The next day, we bid adieu to the land of magic mushrooms at the break of dawn and started our descend downhill, taking in all the beauty these magnificent hills had to offer.
The following journey towards Rameshwaram via Madurai remained uneventful apart from the scorching afternoon sun relentlessly following us for all the 150 plus kms from Madurai as we made our way through the dry and unforgiving plains of Tamilnadu with nothing but shrubs and bushes for company. Men and machines were tested to their limits.
But the sheer beauty of two magnificent oceans welcoming you on either side all the way from the Pamban Bridge as you enter Rameshwaram makes all the effort and heat strokes worthwhile.

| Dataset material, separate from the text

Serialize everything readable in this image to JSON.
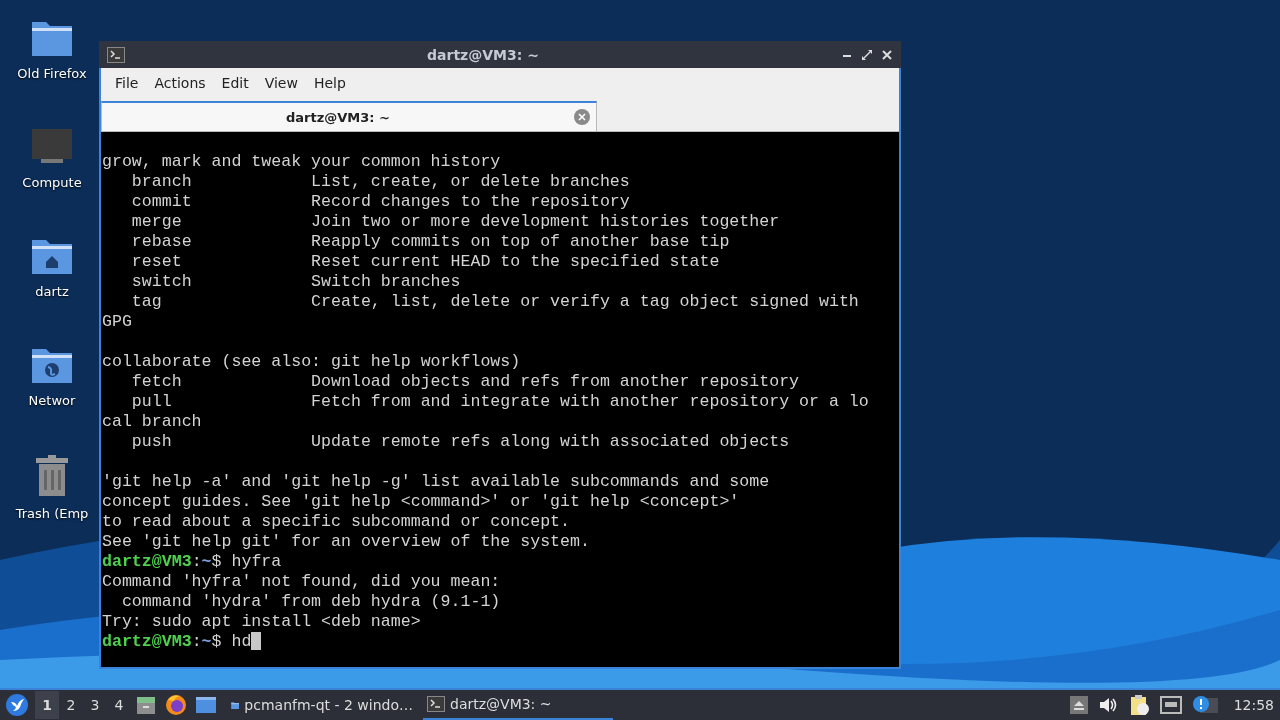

The raging Indian ocean on the right in contrast to the calmer waters of the Bay of Bengal on the left until they finally conjoin as one at the tip of Dhanushkodi appropriately named as the 'Sangam'.
And it is at this meeting point barely 50 kms from our neighbouring island nation, you may even be fortunate to get Sri Lankan reception on your mobile (Depending on the quality of your cell's reception). It is said that on a clear night one could even catch a glimpse of the lights from Thalaimannar in Sri Lanka.
A late and much-deserved lunch and a short stroll around the Rameshwaram Temple later, we made our way towards the final leg of our journey, Dhanushkodi.
This short ride from the temple town to the tip was personally my favourite bit, with oceans barely a few feet on either side of the narrow two-lane road and with hardly any vehicles or civilization around, I couldn't help race through this stretch of fine tarmac. The strong cross winds just add to this crazy adrenaline rush.
It was almost 6 pm by the time we reached the barricade at Muhuntharayar Chathiram from where one had to take a jeep or mini-tempo to the tip which was otherwise inaccessible by other vehicles as you'd most definitely get stuck in the sand and slush.
Unfortunately, what we also didn't know was that the tempo drivers would stop service by 6 pm which meant the only way to get to the tip was by a half hour trek on foot. But trekking after dark along a narrow shoreline with oceans on either side and with the tides coming in didn't seem to be the best of ideas.
But we had made it this far and were in no mood to let that bring us down. So setting aside the journey to the tip for another time, we made ourselves comfortable for the show that followed. Afterall, we did have the best seats in town.
[Post Update: With the completion of the five-km-long road link between Muhuntharayar Chathiram and Dhanushkodi in February 2016, this would no longer be an issue as visitors can now go up to the very tip in their own vehicles without the help of jeeps. Cheers to the Union Ministry of Transport & Highways!]
As the fiery sun submerged into the raging waters of the Indian Ocean scattering several hues of blue, green and orange across the twilight sky, it was by far one of the most dramatic sunsets I'd seen in a while.
We managed to find a room back at Ramanathapuram for the night. A long ride back home awaited us on the last day of our journey for which we decided we'd take the Madurai-Dindigul-Pollachi highway to save on time and to avoid going back the same route we had come.
Even though our stop at Dhanushkodi was barely for a couple of hours, we were able to gain a whole new level of appreciation for this sombre town, its people and its bitter past.
Emanating an almost alluring aura, this place had the ability to lull even the most disturbed minds to ease as it represents both sides of the same coin, one turbulent and engulfed in rage and the other more tranquil side that seems almost melancholic epitomizing life in itself, which is nothing but a grand balancing act of the two.
Don't get me wrong, this underrated destination on the tip of the sub-continent is nothing more than a beach. That is until you dig a little deeper and let loose your senses to its astounding array of hues, aura and history. That is when you experience Dhanushkodi to its fullest and that is when you truly take back home a small piece of its history.